I've had this plant for MONTHS but ive never really had much growth. I have moderate lighting, no CO2, ph around 6.8, temp 74F, and friendly community tetras and corys, and a betta. Other plants are great but this has never looked happy. I have some in other tanks but it never looks anything like the healthy plants in the pics -> WHYYYYYY!??!??!?!? :( i love the look of this plant and i want to keep it! HELP!!!
Not sure about keeping this in a tank you want to look pretty, but I keep hornwart in my garden koi ponds. The fish love it, great source of shade and fry hideout. Grows like wildfire but if it gets too bad just scoop some out!
I've never lost any plant yet in my aquarium except for this species not because it died. It was flushed in the toilet due to it being very messy. fastest growing plant I have ever owned but my substrate was littered with its leaves. Highly recommend it if you want to suck up excess nutrients. Also a great fry hideout.

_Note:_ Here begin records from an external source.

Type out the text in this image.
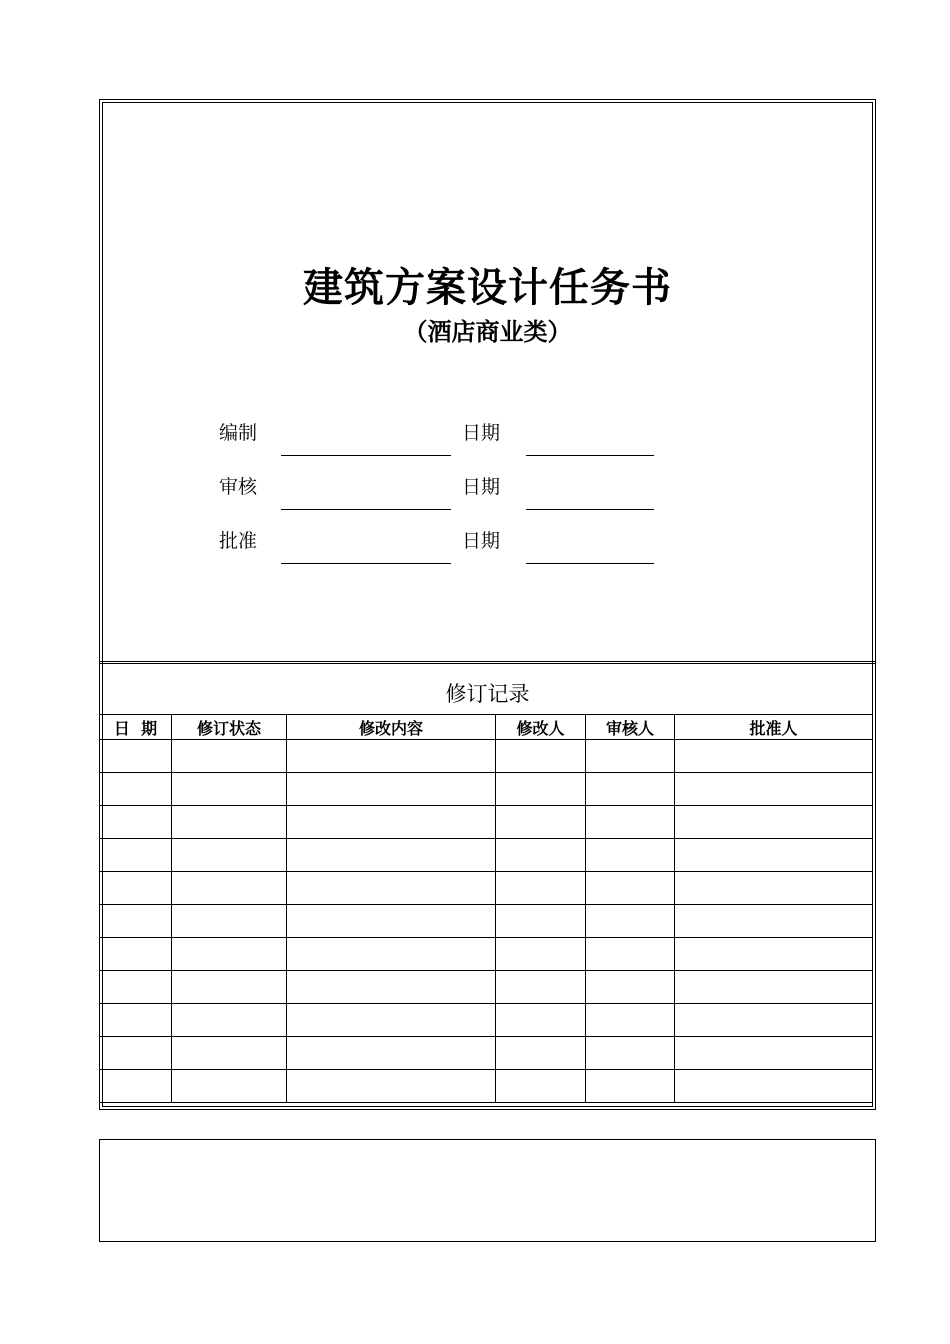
建筑方案设计任务书
（酒店商业类）
编制	日期
审核	日期
批准	日期
修订记录
日  期	修订状态	修改内容	修改人	审核人	批准人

Easily my fastest growing plant. In fact this might be a problem - it seems to be outcompeting my other plants for nutrients, making even the hygrophila grow slowly. Will probably need to up the fertilizer dose...
This plant grows in literally any light and freshwater condition. I have it growing in my high-ish lit 2.5 betta tank, and in a bottle sitting on a shelf with some ambient light hitting it. grows like 2 inches a day! craziness!
After all that good news, just something to watch out for! I always dip new plants from the lfs in a copper solution of 0.5ppm Cu, mainly to kill snails and their eggs. I've never known this (weak) solution to affect other plants, but this one lost ALL its needles after about 12 hrs.
I got this in a big batch of starter plants and it was great - no fertilizer, no Co2. But I did get the Northern variety. One day, in the Fall, all the needles fell off; what a mess. but i saved the stems and put them in a big vase on the dining table and they came back after a month or so. But beware, I did a Hydrogen Peroxide dip of all the plants in my tank because of cyano/diatom outbreak and all the plants came recovered except this one. Lost all it's leaves whatever's left is dwarfed and slow-growing... Update Oct/2014: Got another batch of this from AquaBid and it may be the southern variety - not terribly impressed with it. Could be a bad batch but it looks dirty and grows slowly.
I did not have good luck anchoring this plant in my tank. The plant looked nice toward the tips, bit closer to the bottom at the anchoring point would melt and make a mess. That, and it's an algae magnet... I would have to remove them from the tank, shake them off in some WC water just to get it all off! I eventually chucked them and went with jungle vals.
The subtropical/temperate version of Hornwort, Ceratophyllum demersum, which is also called "Coon's Tail", is native to the entire North American continent, with the exception of Greenland, Newfoundland and Labrador. Being adapted to colder environs, expect this species to be naturally less tolerant of the warmer temperatures that tropical fish require. However, that being said, specimens from the warmer, more southerly extremes of its range will, of course, be better adapted to higher temperatures and thus more accepting of tropical temperatures in our aquariums, and any hornwort collected from these locales may fare well enough. Another species, called "Spineless Hornwort" (Ceratophyllum echinatum), is native to much of the eastern half of the U.S. and Canada, as well as a few small areas in Oregon, Washington, and British Columbia (introduced?), and its temperature preferences should correspond to the latitudes at which it is found, as is the case with Ceratophyllum demersum.